上一篇:Hadoop生态系列之Hadoop简述及环境搭建

指路牌

    • HDFS架构
      • 简介
      • 架构
        • NameNode & DataNodes
        • HDFS不擅长存储小文件
        • HDFS机架感知
        • SecondaryNameNode & NameNode
        • NameNode启动过程
        • NameNode的SafeMode(安全模式)
        • SSH免密码认证原理
        • Trash回收站
        • 目录结构

HDFS架构

简介

Hadoop分布式文件系统(简称:HDFS)是指被设计成适合运行在通用硬件(commodity hardware)上的分布式文件系统(Distributed File System)。它和现有的分布式文件系统有很多共同点。但同时,它和其他的分布式文件系统的区别也是很明显的。HDFS是一个高度容错性的系统,适合部署在廉价的机器上。HDFS能提供高吞吐量的数据访问,非常适合大规模数据集上的应用。HDFS放宽了一部分POSIX约束,来实现流式读取文件系统数据的目的。HDFS在最开始是作为Apache Nutch搜索引擎项目的基础架构而开发的。HDFS是Apache Hadoop Core项目的一部分。
HDFS有着高容错性(fault-tolerant)的特点,并且设计用来部署在低廉的(low-cost)硬件上。而且它提供高吞吐量(high throughput)来访问应用程序的数据,适合那些有着超大数据集(large data set)的应用程序。

架构

NameNode & DataNodes

HDFS has a master/slave architecture. An HDFS cluster consists of a single NameNode, a master server that manages the file system namespace and regulates access to files by clients. In addition, there are a number of DataNodes, usually one per node in the cluster, which manage storage attached to the nodes that they run on. HDFS exposes a file system namespace and allows user data to be stored in files. Internally, a file is split into one or more blocks and these blocks are stored in a set of DataNodes. The NameNode executes file system namespace operations like opening, closing, and renaming files and directories. It also determines the mapping of blocks to DataNodes. The DataNodes are responsible for serving read and write requests from the file system’s clients. The DataNodes also perform block creation, deletion, and replication upon instruction from the NameNode.
——摘自官网

原文翻译: HDFS是一个master/slave架构,一个HDFS的集群包含一个NameNode,该服务是主服务负责管管文件系统的Namespace和响应客户端的常规访问。另外,有很多个DataNode节点,每个DataNode负责管理存储在DataNode运行所在主机上得文件。HDFS暴露了一个文件系统Namespace以及允许将用户数据存储到文件里。HDFS底层会将文件切分成1~N个块,这些块被存储在一系列的DataNode上,NameNode负责修改Namespace的DDL操作例如:打开、关闭、修改文件或者文件夹。NameNode决定了数据块到DataNode的映射。DataNode负责响应客户端的读写请求,同时在接收到来自于NameNode的指令DataNode还要进行块的创建、删除、复制等操作。

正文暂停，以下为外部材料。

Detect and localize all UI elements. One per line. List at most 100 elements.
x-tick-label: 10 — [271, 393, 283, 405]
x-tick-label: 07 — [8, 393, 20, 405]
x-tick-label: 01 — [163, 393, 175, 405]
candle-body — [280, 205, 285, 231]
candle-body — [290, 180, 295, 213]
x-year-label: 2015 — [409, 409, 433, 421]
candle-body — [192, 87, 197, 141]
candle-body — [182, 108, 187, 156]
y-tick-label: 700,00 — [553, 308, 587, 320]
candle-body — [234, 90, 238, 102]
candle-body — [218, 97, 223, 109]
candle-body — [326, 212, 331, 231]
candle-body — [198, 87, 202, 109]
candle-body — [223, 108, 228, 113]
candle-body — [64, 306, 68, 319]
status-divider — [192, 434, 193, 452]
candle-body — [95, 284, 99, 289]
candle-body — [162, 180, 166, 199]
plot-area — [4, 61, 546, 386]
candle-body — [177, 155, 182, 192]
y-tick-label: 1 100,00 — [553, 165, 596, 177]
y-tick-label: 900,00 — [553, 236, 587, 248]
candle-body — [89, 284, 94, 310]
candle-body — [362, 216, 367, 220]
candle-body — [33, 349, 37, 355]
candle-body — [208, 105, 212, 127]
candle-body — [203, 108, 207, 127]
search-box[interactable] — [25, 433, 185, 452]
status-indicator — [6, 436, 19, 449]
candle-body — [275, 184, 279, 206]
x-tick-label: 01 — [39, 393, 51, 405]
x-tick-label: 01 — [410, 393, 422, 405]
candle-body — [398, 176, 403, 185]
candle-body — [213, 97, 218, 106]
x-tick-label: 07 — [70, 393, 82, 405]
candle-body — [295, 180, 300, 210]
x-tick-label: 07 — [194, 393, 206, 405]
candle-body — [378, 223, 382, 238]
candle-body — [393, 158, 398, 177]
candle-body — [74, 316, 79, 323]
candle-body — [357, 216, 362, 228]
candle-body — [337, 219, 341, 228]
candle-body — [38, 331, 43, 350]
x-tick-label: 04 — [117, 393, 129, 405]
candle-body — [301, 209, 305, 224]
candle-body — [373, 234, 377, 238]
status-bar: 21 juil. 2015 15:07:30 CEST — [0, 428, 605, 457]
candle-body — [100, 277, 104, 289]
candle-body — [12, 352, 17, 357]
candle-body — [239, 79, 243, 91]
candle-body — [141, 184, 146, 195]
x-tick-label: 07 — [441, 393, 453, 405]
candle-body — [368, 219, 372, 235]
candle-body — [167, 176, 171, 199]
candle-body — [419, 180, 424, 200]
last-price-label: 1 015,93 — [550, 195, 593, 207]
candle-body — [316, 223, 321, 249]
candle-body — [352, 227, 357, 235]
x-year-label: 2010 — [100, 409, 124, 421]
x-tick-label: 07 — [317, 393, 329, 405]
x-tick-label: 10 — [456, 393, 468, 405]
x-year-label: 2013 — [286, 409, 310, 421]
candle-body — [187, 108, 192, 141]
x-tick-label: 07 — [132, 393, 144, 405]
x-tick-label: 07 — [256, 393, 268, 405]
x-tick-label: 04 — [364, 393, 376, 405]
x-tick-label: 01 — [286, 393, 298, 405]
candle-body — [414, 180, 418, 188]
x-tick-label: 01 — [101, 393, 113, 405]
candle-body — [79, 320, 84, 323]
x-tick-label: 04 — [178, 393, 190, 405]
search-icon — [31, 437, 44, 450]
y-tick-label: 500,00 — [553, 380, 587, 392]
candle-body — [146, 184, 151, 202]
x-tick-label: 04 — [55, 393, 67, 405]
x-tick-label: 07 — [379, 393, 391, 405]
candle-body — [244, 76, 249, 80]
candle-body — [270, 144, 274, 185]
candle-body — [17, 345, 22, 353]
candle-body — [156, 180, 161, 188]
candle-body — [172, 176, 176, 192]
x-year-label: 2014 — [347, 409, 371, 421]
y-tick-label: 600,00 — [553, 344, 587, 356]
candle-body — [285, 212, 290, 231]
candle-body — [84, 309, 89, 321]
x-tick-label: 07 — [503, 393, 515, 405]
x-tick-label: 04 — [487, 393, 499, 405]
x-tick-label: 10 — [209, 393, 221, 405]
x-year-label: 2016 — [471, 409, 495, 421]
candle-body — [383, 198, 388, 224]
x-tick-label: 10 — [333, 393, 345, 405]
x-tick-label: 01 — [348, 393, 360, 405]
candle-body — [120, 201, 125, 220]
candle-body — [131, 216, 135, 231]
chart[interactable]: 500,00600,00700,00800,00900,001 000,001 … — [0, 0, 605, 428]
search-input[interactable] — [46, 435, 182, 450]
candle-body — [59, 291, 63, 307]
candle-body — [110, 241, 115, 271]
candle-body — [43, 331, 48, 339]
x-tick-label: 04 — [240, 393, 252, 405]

【Hadoop】Hadoop生态系列之HDFS架构简述_第1张图片
名词解释:
NameNode:使用内存存储集群中的元数据(文件命名空间-文件目录结构、数据块到DataNode映射)
DataNode:负责响应客户端对数据块的读写请求,向NameNode汇报自身状态信息
Block:是HDFS切分文件的尺度,默认是128MB,一个文件最多只有 一个不足128MB块
副本因子:HDFS为了防止DataNode宕机导致块的丢失,允许一个块又多个备份,默认备份是3

HDFS不擅长存储小文件

因为Namenode使用单机的内存存储,因此由于小文件会占用更多的内存空间,导致了Namenode内存浪费

案例 NameNode DataNode
1文件128MB 1条数据块映射元数据 128MB磁盘存储*(副本因子)
1000文件总计128MB 1000*1条数据块映射元数据 128MB磁盘存储*(副本因子)

HDFS机架感知

分布式的集群通常包含非常多的机器,由于受到机架槽位和交换机网口的限制,通常大型的分布式集群都会跨好几个机架,由多个机架上的机器共同组成一个分布式集群。机架内的机器之间的网络速度通常都会高于跨机架机器之间的网络速度,并且机架之间机器的网络通信通常受到上层交换机间网络带宽的限制。

Hadoop在设计时考虑到数据的安全与高效,数据文件默认在HDFS上存放三份,存储策略为:

  • 第一个block副本放在客户端所在的数据节点里(如果客户端不在集群范围内,则从整个集群中随机选择一个合适的数据节点来存放)。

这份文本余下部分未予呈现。